The Estates at Fridley LLC in FRIDLEY, MN inspection on recent inspection.

Found 0 violation(s). Severity: Standard violations. Status: 0 corrected, 0 pending.

What this means: Health inspections identify deficiencies that facilities must correct. Violations range from minor documentation issues to serious safety concerns. All deficiencies must be corrected within required timeframes and are subject to follow-up verification.

Frequently Asked Questions

What is an F-tag violation?
F-tags are federal deficiency codes used by CMS to categorize nursing home violations. Each F-tag corresponds to a specific federal regulation (42 CFR Part 483). For example, F607 relates to abuse prevention policies, F880 relates to infection control.
Were these violations corrected?
Facilities must submit plans of correction and implement changes within required timeframes. CMS conducts follow-up inspections to verify corrections. Check the inspection report for specific correction dates and follow-up verification status.
How often do nursing home inspections happen?
CMS conducts unannounced inspections of all Medicare/Medicaid-certified nursing homes at least once per year.
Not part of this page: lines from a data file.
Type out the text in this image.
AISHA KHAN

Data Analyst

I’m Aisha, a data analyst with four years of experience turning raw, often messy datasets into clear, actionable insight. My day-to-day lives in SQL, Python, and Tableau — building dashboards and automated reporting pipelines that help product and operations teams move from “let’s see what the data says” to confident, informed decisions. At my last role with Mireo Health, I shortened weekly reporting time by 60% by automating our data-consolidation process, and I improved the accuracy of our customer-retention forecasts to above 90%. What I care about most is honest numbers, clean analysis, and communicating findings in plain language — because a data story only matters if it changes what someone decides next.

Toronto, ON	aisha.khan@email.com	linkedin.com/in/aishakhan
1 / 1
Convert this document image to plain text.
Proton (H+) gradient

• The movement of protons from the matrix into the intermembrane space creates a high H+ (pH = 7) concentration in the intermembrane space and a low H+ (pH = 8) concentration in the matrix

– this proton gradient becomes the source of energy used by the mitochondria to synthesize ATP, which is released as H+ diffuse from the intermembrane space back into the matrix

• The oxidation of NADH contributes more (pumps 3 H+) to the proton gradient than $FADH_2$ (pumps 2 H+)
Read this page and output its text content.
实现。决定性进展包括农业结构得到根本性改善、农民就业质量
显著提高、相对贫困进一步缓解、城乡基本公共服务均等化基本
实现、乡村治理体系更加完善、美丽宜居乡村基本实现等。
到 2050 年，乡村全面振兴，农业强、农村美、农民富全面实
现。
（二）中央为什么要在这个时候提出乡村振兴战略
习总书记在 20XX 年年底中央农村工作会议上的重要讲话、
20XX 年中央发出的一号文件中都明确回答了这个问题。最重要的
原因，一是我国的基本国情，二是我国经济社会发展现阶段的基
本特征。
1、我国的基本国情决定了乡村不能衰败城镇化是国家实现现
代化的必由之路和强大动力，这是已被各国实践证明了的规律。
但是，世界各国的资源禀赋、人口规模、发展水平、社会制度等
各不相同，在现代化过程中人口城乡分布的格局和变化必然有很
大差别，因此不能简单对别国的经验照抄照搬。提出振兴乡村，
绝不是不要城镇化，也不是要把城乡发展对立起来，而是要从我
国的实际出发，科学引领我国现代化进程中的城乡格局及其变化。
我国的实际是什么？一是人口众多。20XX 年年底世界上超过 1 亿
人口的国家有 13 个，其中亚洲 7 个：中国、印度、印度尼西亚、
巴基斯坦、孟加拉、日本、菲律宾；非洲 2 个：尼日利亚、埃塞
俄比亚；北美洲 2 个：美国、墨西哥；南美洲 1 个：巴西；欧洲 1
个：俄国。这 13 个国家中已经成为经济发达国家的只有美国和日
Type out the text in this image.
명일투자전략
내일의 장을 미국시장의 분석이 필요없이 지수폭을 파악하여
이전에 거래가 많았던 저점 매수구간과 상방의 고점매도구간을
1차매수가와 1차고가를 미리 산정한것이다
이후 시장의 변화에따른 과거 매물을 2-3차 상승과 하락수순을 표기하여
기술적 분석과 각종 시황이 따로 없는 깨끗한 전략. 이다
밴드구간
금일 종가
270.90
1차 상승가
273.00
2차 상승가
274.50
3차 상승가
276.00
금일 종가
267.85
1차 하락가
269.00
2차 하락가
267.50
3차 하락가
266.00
Additional inspections may occur based on complaints, facility-reported incidents, or follow-up to verify previous violations were corrected.
What should families do about these violations?
Families should: (1) Review the full inspection report for details, (2) Ask facility administration about specific corrective actions taken, (3) Check if this represents a pattern by reviewing prior inspections, (4) Compare with other facilities in FRIDLEY, MN, (5) Report new concerns to state authorities.
Where can I see the full inspection report?
Complete inspection reports are available on Medicare.gov's Care Compare website (www.medicare.gov/care-compare). You can also request copies directly from The Estates at Fridley LLC or from the state Department of Health. Reports include deficiency codes, facility responses, and correction timelines.